Among different molecules that have been suggested as sepsis
biomarkers, presepsin or soluble CD14 subtype (sCD14- ST),
procalcitonin (PCT), Creactive protein (CRP) and cytokines.
Procalcitonin has the advantage of rapid induction (2h), high
biostability, half-life 24h, and wide biologic range. However, it has the
disadvantage of low sensitivity for local infection and expensive.
C reactive protein (CRP) is not expensive, However, it has low
specificity, slow induction period (peak 24h), low biologic range, and
does not correlate with the severity of inflammation.
Cytokines have high sensitivity and rapid induction (minutes).
However, they have high variability, low biostability, they have low
correlation with the severity of inflammation, and they are expensive.
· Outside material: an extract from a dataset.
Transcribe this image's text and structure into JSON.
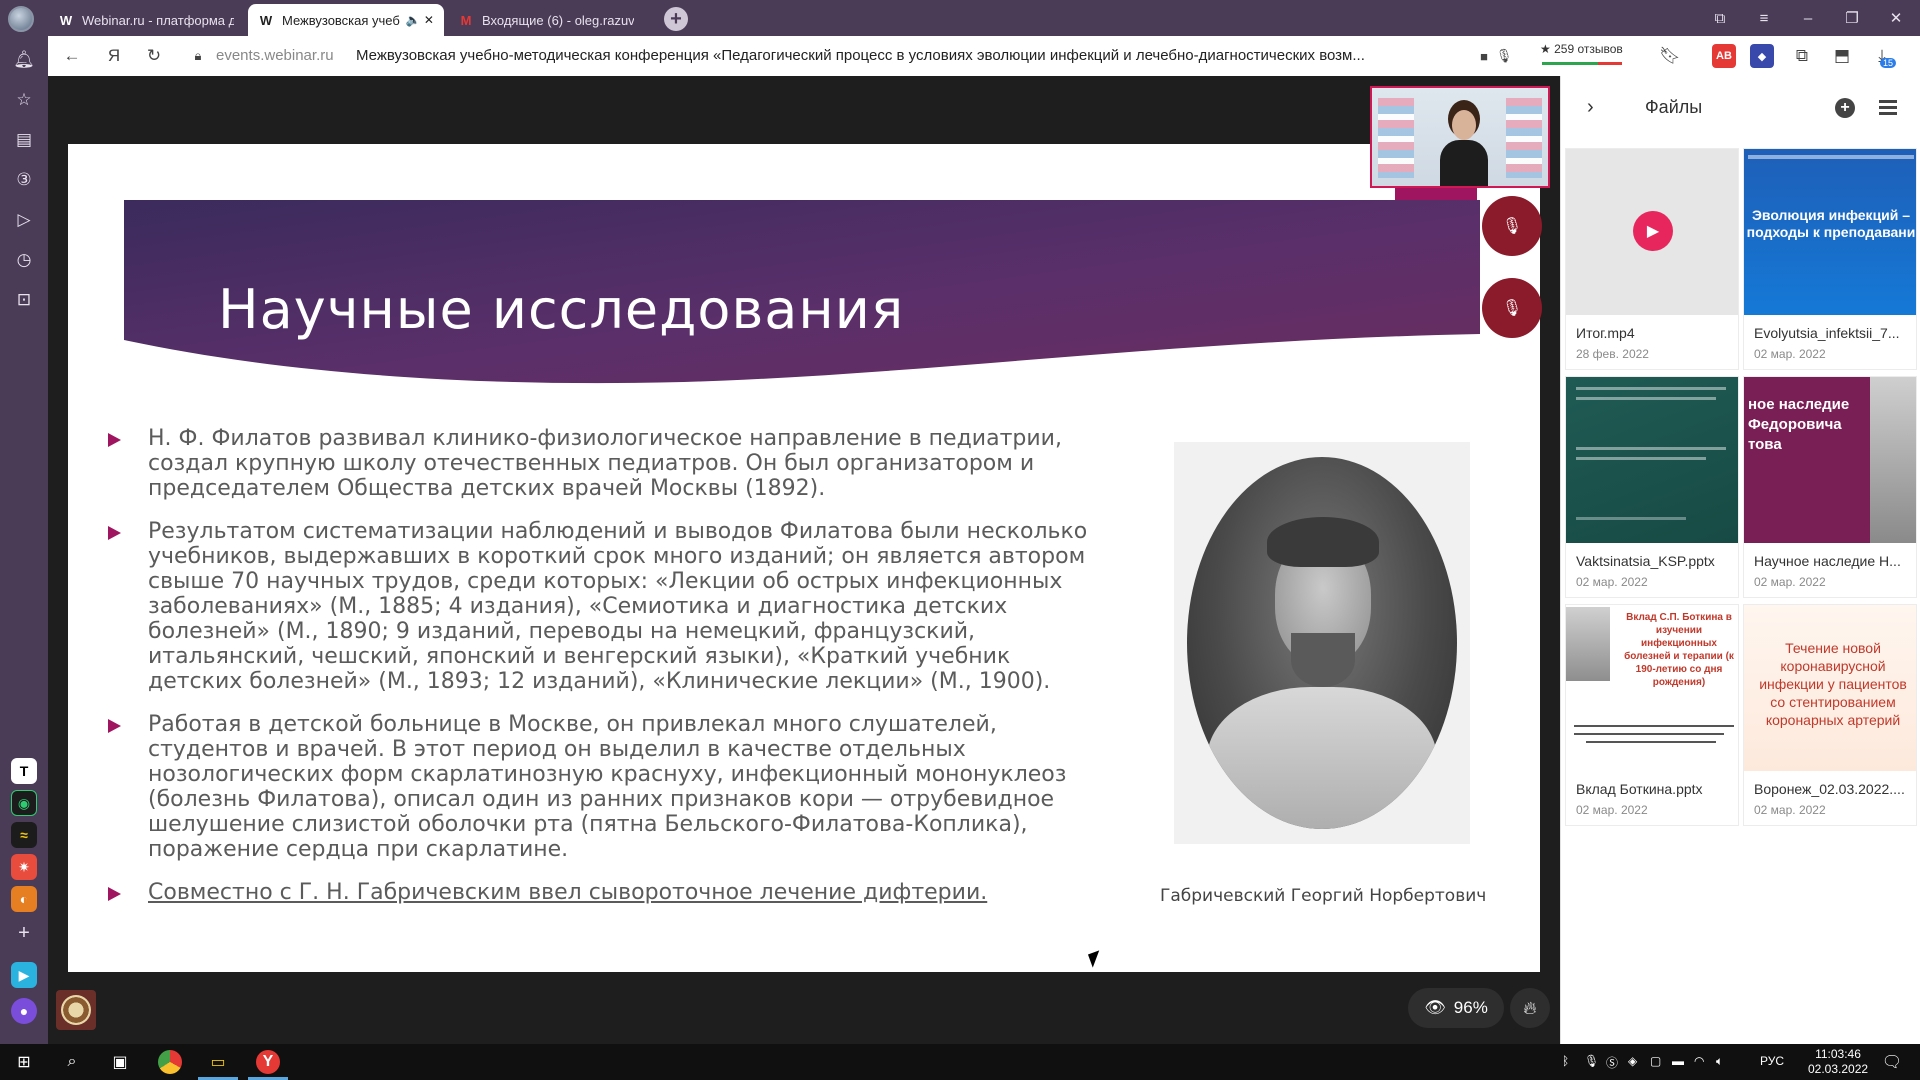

Presepsin concentrations in blood were increased faster than PCT
and CRP in sepsis patients. Additionally, the measurement of presepsin
concentrations is useful for evaluating the severity of sepsis and also for
monitoring the clinical responses to therapeutic interventions.
Presepsin is thought to be an applicable biomarker for prediction of
poor outcome, more organ failure, and subsequently, mortality prediction.
More evaluation of the use of presepsin in sepsis is required with the
evaluation of the use of a combined panel of several biomarkers.